A semana passada começou com uma discussão sem pé, nem cabeça, na qual grupos conservadores lideravam protestos e manifestações (em sua maioria, pela internet) contra o banco Santander, por conta da mostra “Queermuseu”, que levava ao seu espaço cultural, em Porto Alegre, peças que discutiam sobre gênero, orientação sexual, sexo, entre outras coisas.
Por meio de imagens e peças expostas de maneira descontextualizadas, a internet reverberou que a mostra fazia apologia à zoofilia e pedofilia e, numa clara demonstração de covardia e ignorância de quem só pareceu apoiar uma causa pelo status de “empresa cool”, o banco não tardou em ceder às manifestações negativas, tirando a exposição do ar e, inclusive, se desculpando, sem sequer consultar os artistas antes ali expostos.
Como nem tudo é perda, foi nesta mesma semana que Pabllo Vittar, a cantora e drag queen brasileira, se tornou a headliner que o Rock in Rio não esperava ter, roubando a cena de um dos maiores festivais musicais do mundo, numa edição em que competia a atenção do público com artistas como a banda Maroon 5 que, de última hora, foi escalada para cobrir Lady Gaga, que não pôde cantar no evento por motivos de saúde.
Com apenas um disco lançado, a produção de Rodrigo Gorky em “Vai Passar Mal”, Vittar se apresentou duas vezes no festival: puxou uma multidão para o estande do banco Itaú na sexta-feira, ainda que esse não fosse um dos palcos principais do evento, e, no dia seguinte, fez a participação que marcou a apresentação de Fergie, com direito a verso no hit “Glamorous”, da americana, e dedicatória a Anitta, que também havia sido convidada pela dona de “Fergalicious”, mas não compareceu em resposta ao criador do Rock in Rio, Roberto Medina, que disse não ter muita afinidade com a sua música.
Desde seu primeiro hit, a parceria com Rico Dalasam em “Todo Dia”, foram muitas as vezes que Pabllo Vittar lidou com o preconceito, tanto de fora quanto dentro da comunidade LGBTQ, por pessoas que se diziam não representadas pelo artista gay que cantava sobre “ser vadia todo dia”. Mas, hit após hit, sendo eles o single “K.O.”, a parceria com Anitta e Major Lazer em “Sua Cara” e seu trabalho mais recente, a colaboração com Mateus Carrilho (Banda Uó) em “Corpo Sensual”, a cantora provou ter potencial para levar cada vez mais longe suas bandeiras e as tão discutidas representatividade e visibilidade, sem que ao menos precise cantar sobre isso.
A resistência de Pabllo Vittar está no ser LGBTQ e no existir e insistir para que possa ocupar cada vez mais espaços.

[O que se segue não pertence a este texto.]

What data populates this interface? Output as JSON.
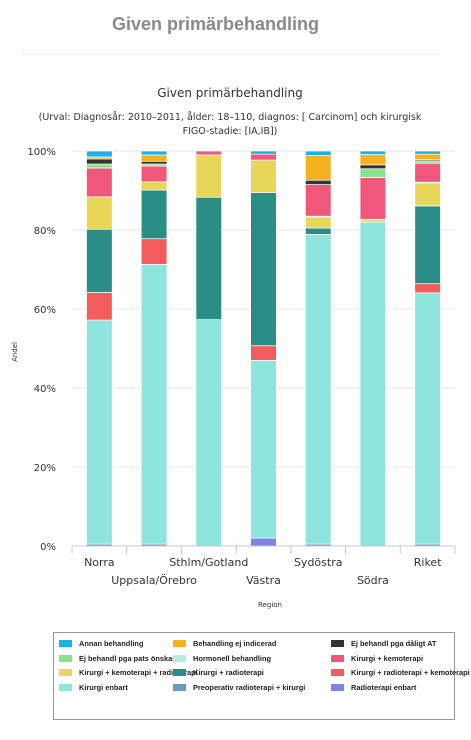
{
  "page": {
    "title": "Given primärbehandling"
  },
  "chart_data": {
    "type": "bar",
    "stacked": true,
    "title": "Given primärbehandling",
    "subtitle_lines": [
      "(Urval: Diagnosår: 2010–2011, ålder: 18–110, diagnos: [ Carcinom] och kirurgisk",
      "FIGO-stadie: [IA,IB])"
    ],
    "xlabel": "Region",
    "ylabel": "Andel",
    "ylim": [
      0,
      100
    ],
    "ytick_labels": [
      "0%",
      "20%",
      "40%",
      "60%",
      "80%",
      "100%"
    ],
    "categories": [
      "Norra",
      "Uppsala/Örebro",
      "Sthlm/Gotland",
      "Västra",
      "Sydöstra",
      "Södra",
      "Riket"
    ],
    "series": [
      {
        "name": "Radioterapi enbart",
        "color": "#7e84e6",
        "values": [
          0,
          0,
          0,
          2,
          0,
          0,
          0
        ]
      },
      {
        "name": "Preoperativ radioterapi + kirurgi",
        "color": "#6c98ba",
        "values": [
          0.5,
          0.5,
          0,
          0,
          0.5,
          0,
          0.5
        ]
      },
      {
        "name": "Kirurgi enbart",
        "color": "#8de5de",
        "values": [
          56.7,
          70.8,
          57.3,
          45,
          78.4,
          82,
          63.6
        ]
      },
      {
        "name": "Kirurgi + radioterapi + kemoterapi",
        "color": "#f25c5c",
        "values": [
          7,
          6.5,
          0,
          3.7,
          0,
          0,
          2.3
        ]
      },
      {
        "name": "Kirurgi + radioterapi",
        "color": "#2a8d86",
        "values": [
          16,
          12.3,
          31,
          38.8,
          1.6,
          0,
          19.7
        ]
      },
      {
        "name": "Kirurgi + kemoterapi + radioterapi",
        "color": "#e8d659",
        "values": [
          8.2,
          2.1,
          10.7,
          8.2,
          2.8,
          0.6,
          5.8
        ]
      },
      {
        "name": "Hormonell behandling",
        "color": "#b5ece6",
        "values": [
          0,
          0,
          0,
          0,
          0.2,
          0.1,
          0.2
        ]
      },
      {
        "name": "Kirurgi + kemoterapi",
        "color": "#f0587b",
        "values": [
          7.3,
          4,
          1.0,
          1.5,
          8,
          10.6,
          4.8
        ]
      },
      {
        "name": "Ej behandl pga pats önskan",
        "color": "#85e58d",
        "values": [
          1,
          0.5,
          0,
          0,
          0,
          2.2,
          0.6
        ]
      },
      {
        "name": "Ej behandl pga dåligt AT",
        "color": "#333333",
        "values": [
          1.3,
          0.7,
          0,
          0,
          1.1,
          1.0,
          0.3
        ]
      },
      {
        "name": "Behandling ej indicerad",
        "color": "#f5b11f",
        "values": [
          0.5,
          1.6,
          0,
          0,
          6.3,
          2.6,
          1.4
        ]
      },
      {
        "name": "Annan behandling",
        "color": "#19b3e6",
        "values": [
          1.5,
          1.0,
          0,
          0.8,
          1.1,
          0.9,
          0.8
        ]
      }
    ],
    "legend_order": [
      "Annan behandling",
      "Behandling ej indicerad",
      "Ej behandl pga dåligt AT",
      "Ej behandl pga pats önskan",
      "Hormonell behandling",
      "Kirurgi + kemoterapi",
      "Kirurgi + kemoterapi + radioterapi",
      "Kirurgi + radioterapi",
      "Kirurgi + radioterapi + kemoterapi",
      "Kirurgi enbart",
      "Preoperativ radioterapi + kirurgi",
      "Radioterapi enbart"
    ],
    "legend_position": "bottom",
    "grid": true
  }
}
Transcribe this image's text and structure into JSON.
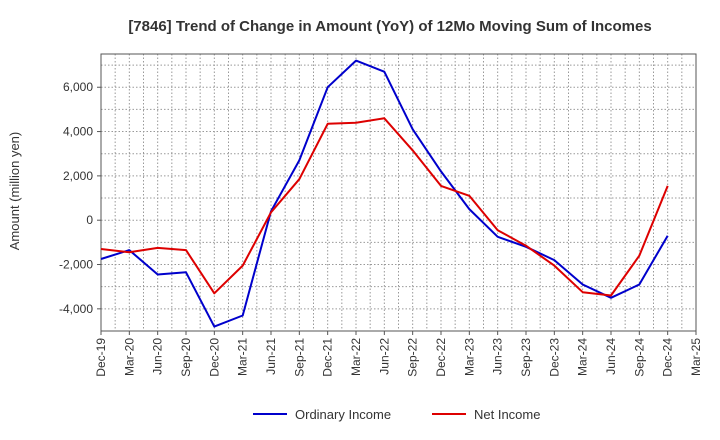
{
  "chart_data": {
    "type": "line",
    "title": "[7846]  Trend of Change in Amount (YoY) of 12Mo Moving Sum of Incomes",
    "xlabel": "",
    "ylabel": "Amount (million yen)",
    "ylim": [
      -5000,
      7500
    ],
    "yticks": [
      -4000,
      -2000,
      0,
      2000,
      4000,
      6000
    ],
    "ytick_labels": [
      "-4,000",
      "-2,000",
      "0",
      "2,000",
      "4,000",
      "6,000"
    ],
    "grid": true,
    "legend_position": "bottom-center",
    "categories": [
      "Dec-19",
      "Mar-20",
      "Jun-20",
      "Sep-20",
      "Dec-20",
      "Mar-21",
      "Jun-21",
      "Sep-21",
      "Dec-21",
      "Mar-22",
      "Jun-22",
      "Sep-22",
      "Dec-22",
      "Mar-23",
      "Jun-23",
      "Sep-23",
      "Dec-23",
      "Mar-24",
      "Jun-24",
      "Sep-24",
      "Dec-24",
      "Mar-25"
    ],
    "series": [
      {
        "name": "Ordinary Income",
        "color": "#0000cc",
        "values": [
          -1750,
          -1350,
          -2450,
          -2350,
          -4800,
          -4300,
          400,
          2700,
          6000,
          7200,
          6700,
          4100,
          2200,
          500,
          -750,
          -1200,
          -1800,
          -2900,
          -3500,
          -2900,
          -700,
          null
        ]
      },
      {
        "name": "Net Income",
        "color": "#dd0000",
        "values": [
          -1300,
          -1450,
          -1250,
          -1350,
          -3300,
          -2050,
          350,
          1850,
          4350,
          4400,
          4600,
          3150,
          1550,
          1100,
          -450,
          -1150,
          -2050,
          -3250,
          -3400,
          -1600,
          1550,
          null
        ]
      }
    ]
  }
}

Mesmo antes da fama, a cantora já lidava com a homofobia por ser uma “criança viada” – expressão que gerou muitas das discussões sobre a exposição do Queermuseu – e, depois do sucesso, lidou com inúmeras críticas ainda impregnadas de preconceitos, até que chegasse ao topo das paradas no Brasil, à parceria internacional com Anitta e Major Lazer e, agora, ao palco do Rock in Rio.
Não dá pra fugir da política quando se faz arte. A cultura, por si só, é política, e seja na música, cinema, teatro, TV ou museu, estará carregada de valores e discursos. Não é a toa que meros quadros foram capazes de despertar tanto incômodo nos grupos conservadores por tocarem em assuntos que já não deveriam mais ser tabus e, nesta linha, é impossível dizer que ter uma drag queen no palco principal do maior festival musical do mundo, mesmo que por alguns minutos, não é um ato político.
Claro que, como com qualquer outra artista, você não é obrigado a gostar dela ou de suas músicas, mas, parafraseando o verso da Mulher Pepita no hit de outra drag queen brasileira, Lia Clark, “tem que respeitar!”.